THE OBAMA VISIT TO TURKEY: THE BROADER CONTEXT
Richard Giragosian is the director of the Yerevan-based Armenian Center for National and International Studies (ACNIS).
While Armenia views today’s Barack Obama-Abdullah Gul meetings through the prism of border relations and genocide recognition, from the broader perspective of US national interests, Turkey is seen to now hold particular strategic significance, for three main reasons.
First, the Obama Administration recognizes Turkey’s more recent role as a resurgent regional actor, with influence and access in the broader Middle East, the Black Sea and the Caucasus. Within this context, the Obama Administration is now seeking to leverage Turkey as a mediator or facilitator to deal with Syria and Israel and possibly even Afghanistan and Pakistan. Washington is also now considering a new Turkish role in supporting the US approach toward Iran as well.
Secondly, for the US, especially in the wake of the August 2008 war in Georgia, there is a new need for stability and security in the South Caucasus region. And for American interests, the possible breakthrough in Turkish-Armenian relations, and the resulting benefits of open borders and at least normal diplomatic relations between Ankara and Yerevan, offers a dynamic opportunity for greater regional stability.
Third, from the American perspective, Turkish cooperation is an essential requirement for US military needs in Iraq and even Afghanistan, as Turkey serves as a vital center for logistics and military operations in both theaters. In light of this broader context, the issues of the Armenian Genocide, and even Cyprus, are actually now seen as secondary considerations.
Yet as the aura of the Obama visit will soon start to fade, the limits of US-Turkish relations will become clearer, and even more considerable.

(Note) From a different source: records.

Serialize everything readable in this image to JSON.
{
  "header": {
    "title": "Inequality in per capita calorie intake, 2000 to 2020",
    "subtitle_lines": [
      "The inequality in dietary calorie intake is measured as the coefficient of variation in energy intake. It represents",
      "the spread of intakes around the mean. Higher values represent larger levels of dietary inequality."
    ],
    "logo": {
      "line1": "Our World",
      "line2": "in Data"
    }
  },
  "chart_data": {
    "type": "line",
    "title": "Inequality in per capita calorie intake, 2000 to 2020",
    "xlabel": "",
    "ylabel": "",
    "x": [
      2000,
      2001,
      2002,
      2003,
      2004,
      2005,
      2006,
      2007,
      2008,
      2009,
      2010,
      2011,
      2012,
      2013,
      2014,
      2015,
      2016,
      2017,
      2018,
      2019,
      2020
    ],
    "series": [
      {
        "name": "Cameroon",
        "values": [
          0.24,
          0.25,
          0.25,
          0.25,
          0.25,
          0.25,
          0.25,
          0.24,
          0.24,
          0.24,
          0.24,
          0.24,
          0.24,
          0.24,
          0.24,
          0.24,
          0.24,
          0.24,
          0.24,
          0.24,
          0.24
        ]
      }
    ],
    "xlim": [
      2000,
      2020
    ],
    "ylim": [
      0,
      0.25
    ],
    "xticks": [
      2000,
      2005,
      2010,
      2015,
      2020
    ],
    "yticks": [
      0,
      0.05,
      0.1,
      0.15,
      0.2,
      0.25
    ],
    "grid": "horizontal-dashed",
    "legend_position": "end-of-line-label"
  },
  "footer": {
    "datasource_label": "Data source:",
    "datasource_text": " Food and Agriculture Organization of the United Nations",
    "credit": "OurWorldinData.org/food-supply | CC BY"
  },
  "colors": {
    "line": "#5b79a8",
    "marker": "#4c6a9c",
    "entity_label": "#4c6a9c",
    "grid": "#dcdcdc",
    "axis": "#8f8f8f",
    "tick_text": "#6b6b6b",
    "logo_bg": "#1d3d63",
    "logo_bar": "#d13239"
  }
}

The inherent limits of Turkey’s role in support of the US strategic agenda are rooted in the reverse of the very same three factor outlined above.
First, no matter how attractive Turkey’s new effort to reassert its role in the broader regions of the Middle East, Black Sea and the Caucasus, this is very much a Turkish initiative—based on Turkish interests and not designed to please or support either the US or the European Union. In fact, there is now clear evidence to the contrary, as Turkish leaders have strongly condemned Israel for its actions in Gaza, imposed strict new limits on NATO activities in the Black Sea and have even made it clear that the Turkish initiative in the Caucasus has more in common with Russian interests than with American goals. And judging by past Turkish efforts, such as inviting the leaders of both Iran and Sudan to Turkey, it does not seem very likely that Ankara will be too anxious to support Washington’s foreign policy agenda, no matter how much they may like Obama (or his wife).
Second, Turkey was still the only NATO member to adopt a position of “neutrality” during the Russia-Georgia war, and actually imposed limits on US Navy ships attempting to reach Georgia during the crisis – each move reflecting its now close relationship with Russia, not Washington. And for the Caucasus, Turkey not only announced its “Caucasus Stability and Cooperation Platform” without even informing the US (or NATO) in advance, it even withheld support for the US bid to obtain “observer” status in the Black Sea Economic Cooperation (BSEC) organization.
And third, in light of the Turkish perception of a threat from the emergence of the Kurds in northern Iraq, the only real ally for the Americans in Iraq, it is also unlikely that Turkey will assist or support US military operations in Iraq in any sincere or meaningful way. Rather, the Iraq and Kurdish issues only promise to remain fundamental obstacles in US-Turkish military relations for some time to come.Although the Obama visit can be seen as an important and symbolic event, Turkish and US interests seem likely to only diverge even further, while Turkey and Russia become closer. Such a more realistic assessment also affirms that the real burden for Turkish-Armenian relations rests with Ankara, not Yerevan or Washington.
For these reasons, President Obama seems unlikely to offer any clear or coherent recognition of the Armenian Genocide on this April 24. Beyond the immediacy of “will he/won’t he” speculation of using the g-word, Turkish-American relations over the coming months may actually serve to bolster, not weaken, Obama’s campaign promises to pursuing a strong and sincere recognition of the Armenian Genocide.